Donald Trump’s debt is getting way out of hand. A new report reveals shocking news that should terrify every American.
According to a new study from Wall Street Journal, the president-elect Donald Trump’s companies are roughly $1.8 billion in debt to more than 150 institutions, thus raising fresh questions about potential conflicts of interests when the self-proclaimed billionaire takes office at the end of the month.
The daunting new evidence explains the extent to which the Republican will soon be responsible for regulating many of the institutions he owes sizeable amounts of money to.
As of right now, Donald Trump owes $315 million (£254 million) of debt to ten different lenders. Some of these debts have Trump’s personal guarantee behind them, meaning he would be personally” liable if his company defaulted on any loans,” according to WSJ. That’s a serious red flag as far as potential conflicts of interest and this may cause problems for our nation. The report notes:
“Financial institutions could potentially hold undue power over Trump if he defaults.”

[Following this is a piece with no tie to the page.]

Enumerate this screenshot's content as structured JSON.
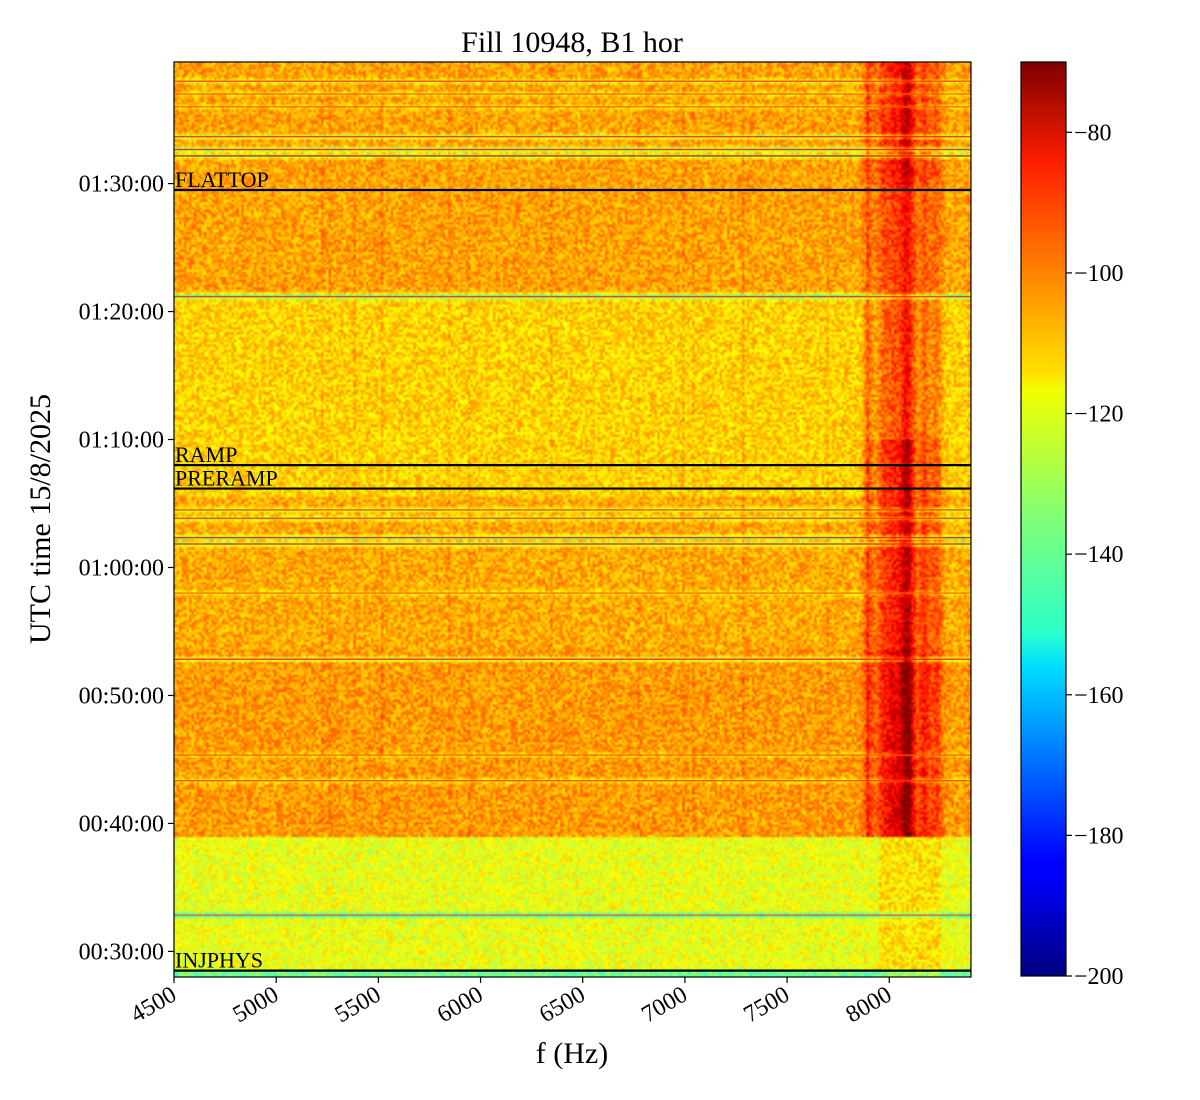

Let’s not mention one of the most terrifying parts: Deutsche Bank has loaned the most to Trump’s real estate properties. Yes, the same bank that is currently under investigation by the Justice Department for dealings with wealthy (also slightly sketchy) Russian clients. What a shocker…
Nevertheless, Trump was suppose to have a press conference in December to discuss his plan to step away from his business ties, but the businessman was too busy tweeting his feelings away to attend so initially, it was postponed. Who knows if we will ever know the truth behind Trump’s corrupted business handlings, but one thing is certain–he will create more harm than good with them.